Citrix has a rich history with Microsoft, but as they evolve away from pure "applications" and into the "application delivery platform," Citrix will compete more and more with companies like Cisco as well. (SSL VPNs, Netscaler application switches, Teros application firewalls, etc.)
So the question I have is that if Microsoft and Cisco atart tearing each other up in this space, where does that leave Citrix? How will Citrix fit? Will they even be able to adequately compete being "only" a $1 billion company.
It really comes down to the product mix. Citrix offers a lot of innovative products today, but both Microsoft and Cisco will evolve and develop their products to compete in this application-focused world. Citrix will have to out-innovate them to survive. The problem is that Citrix's most innovative products today are from small companies that they bought. (Citrix Online, the Net6 SSL VPNs, and pretty much everything that Netscaler makes) But now that these small and nimble companies have been swallowed up by the goliath that is Citrix, will they still be able to truly innovate, or will they become “footnote” competitor in the duopoly that is Microsoft and Cisco?
While I'm thinking about Cisco, I think it's worth looking into what they are doing, because they are becoming more relevant to us "Citrix folks." One of Cisco's big strategies nowadays is to focus on how to build more application intelligence into the network itself. They call this “Application Oriented Networking, or AON.”
Meanwhile, Citrix is talking about an “access platform” which focuses on application delivery.
Maybe Cisco would want to buy a company like Citrix? This could help Citrix compete against the big guys in the application space, and it could help Cisco compete against the software-only companies like Microsoft. (And with $25 billion a year in sales and almost $5 billion in cash, Cisco can pretty much buy anyone they want).
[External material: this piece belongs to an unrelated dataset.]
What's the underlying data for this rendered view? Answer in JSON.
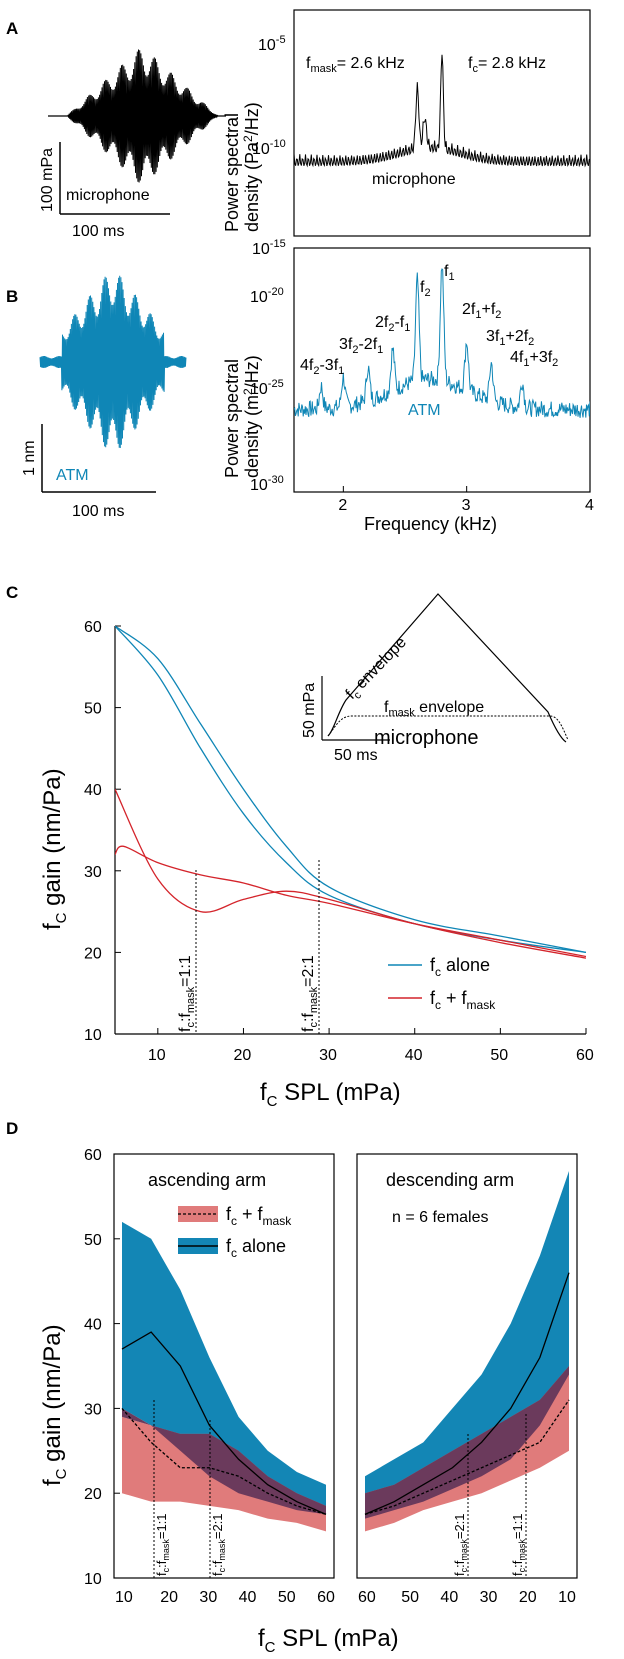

Cisco could add Citrix’s application delivery appliances to their lineup for delivering VoIP, web, and upcoming .NET apps, and they could evolve Presentation Server to really focus on delivering ICA applications via their hardware (which is something that Citrix is talking about doing with their own hardware anyway). The future of Presentation Server (in terms of Project Constellation) is focused around making the whole application delivery system more “smart” (autonomic load balancing, health and performance monitoring, etc.), and fits nicely into Cisco's AON strategy. And since Longhorn Terminal Services will include many of the "core" Presentation Server features, Citrix's future was starting to look fairly Cisco-esque anyway.
The bottom line is that both companies realize that focusing on the application delivery is more than commodity items such as routers, VPNs, or seamless windows.